Anche secondo il gip Luca Bonifacio esistono i gravi indizi di colpevolezza sui tre indagati vista la credibilità dell’imprenditore il quale ogni volta che è stato sentito dagli inquirenti «ha reso una ricostruzione dei fatti precisa e intrinsecamente coerente, riportando nomi, luoghi e circostanze dettagliate, tali da non destare sospetti in merito alla verosimiglianza del narrato». E anche il racconto del figlio dell’imprenditore «è integralmente sovrapponibile» a quello del padre.
Inoltre quando padre e figlio parlano al telefono riportano una versione dei fatti «allineata con quella riferita alle autorità inquirenti». Il gip ritiene «attendibile» il racconto della persona offesa il cui incontro con i tre indagati è stato effettivamente monitorato dalla polizia giudiziaria.

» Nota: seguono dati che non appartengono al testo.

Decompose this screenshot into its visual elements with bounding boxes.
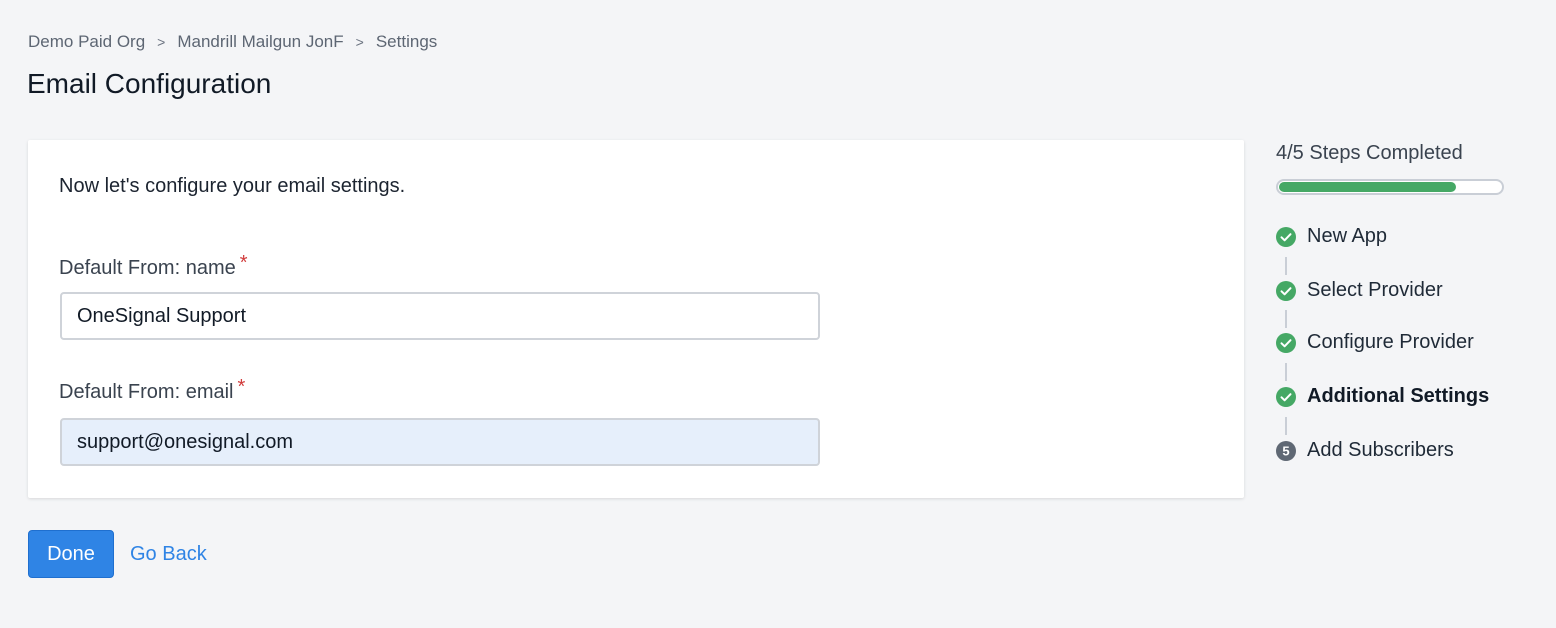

Inoltre il giudice Bonifacio ritiene anche sussistente l’aggravante mafiosa «per avere gli indagati posto in essere la condotta loro ascritta sia con modalità tali da rievocare la metodologia operativa dei sodalizi criminosi di tipo mafioso».
Le misure cautelari
Il gip ha destinato al carcere Luigi Mendicino perché è emerso «un contesto di forte pregnanza criminosa, con matrice ‘ndranghetista, da cui deriva il concreto e attuale pericolo che il Mendicino, se non sottoposto a misura, commetta altri delitti della medesima tipologia». Il giudice ha destinato ai domiciliari Foschini e Carvelli perché soggetti ultrasettantenni per i quali «l’adozione del confino carcerario richiede la sussistenza di esigenze cautelari di eccezionale gravità, non ravvisabili nel caso di specie».